Especially over the last week, editorial boards at newspapers across Texas have been focusing on the corrosive politics, blind ignorance and rampant incompetence evident on the State Board of Education. Editorial writers are heaping criticism on state board members who are once again wrecking the work of educators and scholars in crafting new curriculum standards — this time for social studies classrooms in the state’s public schools.
The dismay of San Antonio-Express News editorial writers, for example, was crystal clear today as they explained the state board’s outrageously misinformed decision this month to remove from the social studies standards the author of a popular children’s book, Brown Bear, Brown Bear, What Do You See? Apparently, board member Terri Leo, R-Spring, had conducted a quick Internet search for the author’s name, Bill Martin, and mistakenly reported to board colleagues that he was the same Bill Martin who had written a book about Marxism.
Board members didn’t ask for input from the curriuclum writers, teachers or scholars. They simply accepted Ms. Leo’s research as fact and voted to strip Martin’s name from the Grade 3 standards. (Did they really think curriculum writers wanted third-graders to learn about the author of a book on Marxism?) From the Express-News today:
“How could the board that oversees public education in the great state of Texas have made such a mistake? By relying on research so superficial and shoddy that it would have earned any fifth-grader a failing grade. . . . For once again demonstrating that it can’t be trusted to pass sound judgments about public school curriculum, the State Board of Education owes the people of Texas an apology.”
The Express-News had already revealed its exasperation with the state board in an editorial on Jan. 21:
“The State Board of Education’s recent actions over the social studies curriculum undermined the already weakened credibility of this highly polarized board. Once again, it appears the board members are more focused on their own political agendas than helping provide the 4.7 million Texas public school children with a quality education that will make them competitive globally. . . . SBOE members just don’t get it. They deserve an F on their critical thinking skills in setting the curriculum standards for textbooks. The books are not just about them and their personal views of the world. The board must stop micromanaging public education.”
Editorials at other newspapers have been even more scathing. Tuesday’s Denton Record-Chronicle, for example, condemned the state board’s “malignant stupidity”:
“These boobs on the State Board of Education aren’t historians, either. They aren’t even educators. For the most part, they are bottom-feeding politicians who have adopted the popular demagoguery of the day and have ridden it to membership on a little-known but very important state board.”
A Houston Chronicle editorial on Jan. 22 critized the state board for once again promoting political agendas over education:
“This is getting to be a familiar scenario: The Texas Board of Education, preparing to adopt new curriculum standards, makes our schoolchildren’s textbooks a matter of highly partisan wrangling.
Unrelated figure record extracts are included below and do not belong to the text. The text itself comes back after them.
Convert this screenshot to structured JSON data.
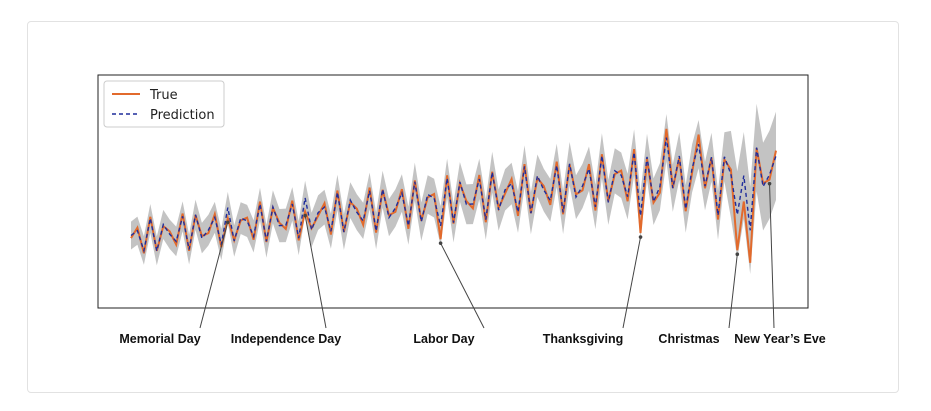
{
  "chart_data": {
    "type": "line",
    "title": "",
    "xlabel": "",
    "ylabel": "",
    "axes_ticks_visible": false,
    "grid": false,
    "legend_position": "top-left",
    "ylim": [
      0,
      1
    ],
    "series": [
      {
        "name": "True",
        "color": "#e26a2c",
        "style": "solid"
      },
      {
        "name": "Prediction",
        "color": "#1f2d9c",
        "style": "dashed"
      }
    ],
    "uncertainty_band_color": "#b8b8b8",
    "annotations": [
      {
        "label": "Memorial Day",
        "index": 15
      },
      {
        "label": "Independence Day",
        "index": 27
      },
      {
        "label": "Labor Day",
        "index": 48
      },
      {
        "label": "Thanksgiving",
        "index": 79
      },
      {
        "label": "Christmas",
        "index": 94
      },
      {
        "label": "New Year’s Eve",
        "index": 99
      }
    ],
    "n_points": 101
  }
}
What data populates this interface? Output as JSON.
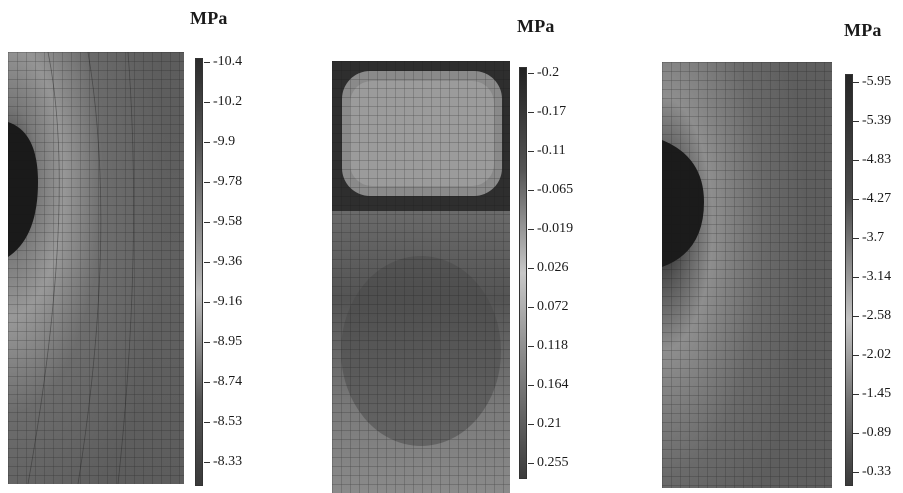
{
  "panels": [
    {
      "unit": "MPa",
      "colorbar": {
        "top_color": "#2b2b2b",
        "mid_color": "#bdbdbd",
        "bottom_color": "#3a3a3a"
      },
      "ticks": [
        "-10.4",
        "-10.2",
        "-9.9",
        "-9.78",
        "-9.58",
        "-9.36",
        "-9.16",
        "-8.95",
        "-8.74",
        "-8.53",
        "-8.33"
      ]
    },
    {
      "unit": "MPa",
      "colorbar": {
        "top_color": "#222222",
        "mid_color": "#c8c8c8",
        "bottom_color": "#3c3c3c"
      },
      "ticks": [
        "-0.2",
        "-0.17",
        "-0.11",
        "-0.065",
        "-0.019",
        "0.026",
        "0.072",
        "0.118",
        "0.164",
        "0.21",
        "0.255"
      ]
    },
    {
      "unit": "MPa",
      "colorbar": {
        "top_color": "#262626",
        "mid_color": "#c4c4c4",
        "bottom_color": "#3a3a3a"
      },
      "ticks": [
        "-5.95",
        "-5.39",
        "-4.83",
        "-4.27",
        "-3.7",
        "-3.14",
        "-2.58",
        "-2.02",
        "-1.45",
        "-0.89",
        "-0.33"
      ]
    }
  ],
  "colors": {
    "field_dark": "#2a2a2a",
    "field_mid": "#5a5a5a",
    "field_light": "#9a9a9a",
    "grid": "#151515"
  }
}
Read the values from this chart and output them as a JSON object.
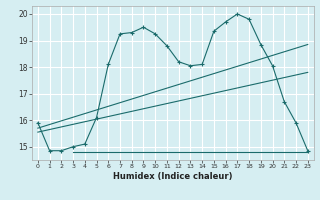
{
  "title": "",
  "xlabel": "Humidex (Indice chaleur)",
  "xlim": [
    -0.5,
    23.5
  ],
  "ylim": [
    14.5,
    20.3
  ],
  "yticks": [
    15,
    16,
    17,
    18,
    19,
    20
  ],
  "xticks": [
    0,
    1,
    2,
    3,
    4,
    5,
    6,
    7,
    8,
    9,
    10,
    11,
    12,
    13,
    14,
    15,
    16,
    17,
    18,
    19,
    20,
    21,
    22,
    23
  ],
  "bg_color": "#d6eef2",
  "grid_color": "#ffffff",
  "line_color": "#1a6b6b",
  "line1_x": [
    0,
    1,
    2,
    3,
    4,
    5,
    6,
    7,
    8,
    9,
    10,
    11,
    12,
    13,
    14,
    15,
    16,
    17,
    18,
    19,
    20,
    21,
    22,
    23
  ],
  "line1_y": [
    15.9,
    14.85,
    14.85,
    15.0,
    15.1,
    16.1,
    18.1,
    19.25,
    19.3,
    19.5,
    19.25,
    18.8,
    18.2,
    18.05,
    18.1,
    19.35,
    19.7,
    20.0,
    19.8,
    18.85,
    18.05,
    16.7,
    15.9,
    14.85
  ],
  "line2_x": [
    0,
    23
  ],
  "line2_y": [
    15.7,
    18.85
  ],
  "line3_x": [
    0,
    23
  ],
  "line3_y": [
    15.55,
    17.8
  ],
  "line4_x": [
    3,
    23
  ],
  "line4_y": [
    14.8,
    14.8
  ]
}
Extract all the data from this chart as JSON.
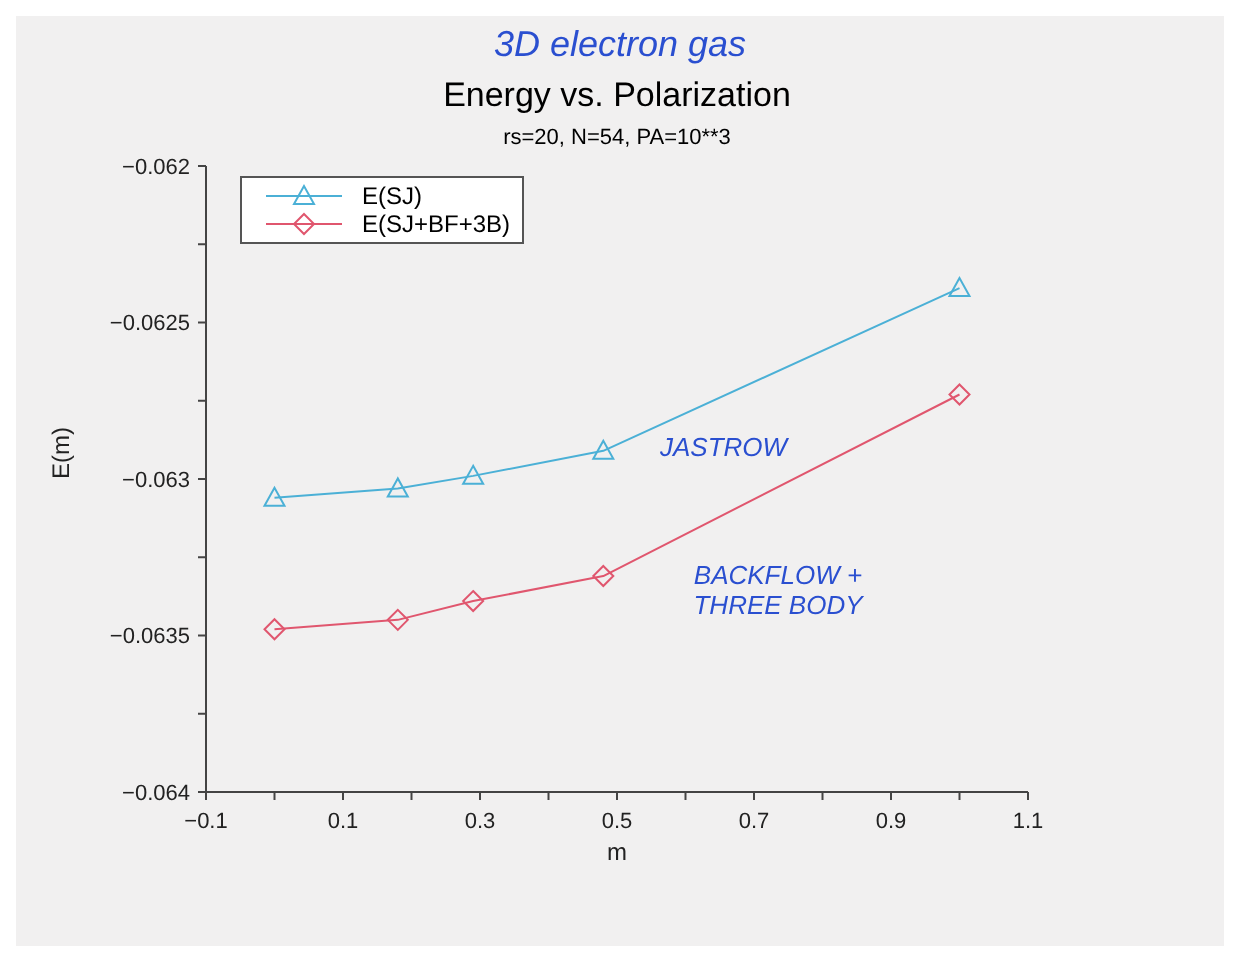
{
  "chart_data": {
    "type": "line",
    "title": "Energy vs. Polarization",
    "subtitle": "rs=20, N=54, PA=10**3",
    "xlabel": "m",
    "ylabel": "E(m)",
    "x": [
      0,
      0.18,
      0.29,
      0.48,
      1.0
    ],
    "series": [
      {
        "name": "E(SJ)",
        "color": "#4bb0d6",
        "marker": "triangle",
        "values": [
          -0.06306,
          -0.06303,
          -0.06299,
          -0.06291,
          -0.06239
        ]
      },
      {
        "name": "E(SJ+BF+3B)",
        "color": "#e0566e",
        "marker": "diamond",
        "values": [
          -0.06348,
          -0.06345,
          -0.06339,
          -0.06331,
          -0.06273
        ]
      }
    ],
    "xlim": [
      -0.1,
      1.1
    ],
    "xticks": [
      -0.1,
      {
        "value": 0,
        "label": null
      },
      0.1,
      {
        "value": 0.2,
        "label": null
      },
      0.3,
      {
        "value": 0.4,
        "label": null
      },
      0.5,
      {
        "value": 0.6,
        "label": null
      },
      0.7,
      {
        "value": 0.8,
        "label": null
      },
      0.9,
      {
        "value": 1.0,
        "label": null
      },
      1.1
    ],
    "ylim": [
      -0.064,
      -0.062
    ],
    "yticks": [
      -0.064,
      {
        "value": -0.06375,
        "label": null
      },
      -0.0635,
      {
        "value": -0.06325,
        "label": null
      },
      -0.063,
      {
        "value": -0.06275,
        "label": null
      },
      -0.0625,
      {
        "value": -0.06225,
        "label": null
      },
      -0.062
    ],
    "grid": false,
    "legend": "top left",
    "line_style": "solid",
    "annotations": [
      "3D electron gas",
      "JASTROW",
      "BACKFLOW + THREE BODY"
    ]
  }
}
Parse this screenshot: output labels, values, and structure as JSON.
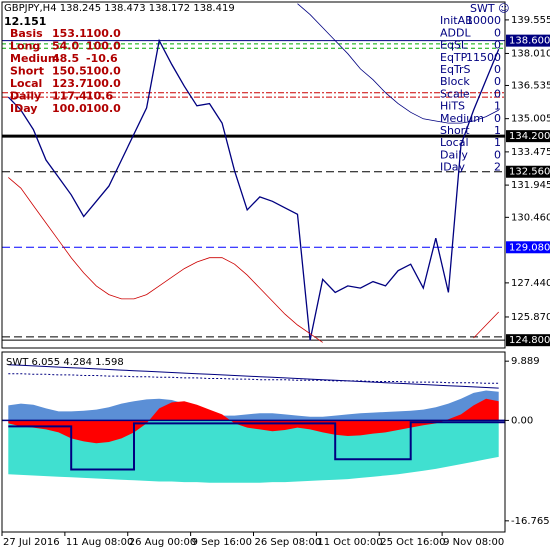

When the board met last week to discuss what to teach Texas’ public school students in history, geography, government and economics, their preliminary druthers were heavily weighted in favor of the blatantly divisive and ideological views of the board’s conservative majority. . . . This pattern would be troublesome in any agency, but when it concerns the very foundation of what we teach our 4.8 million public school students, how we equip them to grow into functioning adults and to compete in a national and international market, it is untenable.”
On Tuesday of this week, the Longview News-Journal in East Texas expressed its frustration with state board members intent on rewriting history to fit personal and political agendas:
“The process of creating a social studies curriculum has become far too politicized. That comes at the expense of providing a curriculum that will provide our students a wide-ranging education — an objective overview of the many cultures, religions, races, and other threads that make up our society. That is what education is supposed to do. That does not appear to be the goal of at least some of the members of the State Board of Education. It looks more like indoctrination to us.”
Like other newspapers, the Fort Worth Star-Telegram reminded readers that this is an election year:
“When Texas students explore their state’s past and present in elementary and middle school, they probably don’t dwell much on the increasingly disturbing spectacle that is the State Board of Education’s rewrite of curriculum standards. No, that would be putting the state in a bad light. And a majority of the board most likely would object to any suggestion that would make schoolchildren think critically about their great state. But taxpayers and parents with students in Texas public schools should be dismayed at the politics being played with revisions to the social studies curriculum.”
For years the Texas Freedom Network has been sounding the alarm about an increasingly politicized, dysfunctional and incompetent State Board of Education. So it’s good to see more attention paid to what once was a sleepy corner of state government that now is doing so much damage to the education of Texas schoolchildren.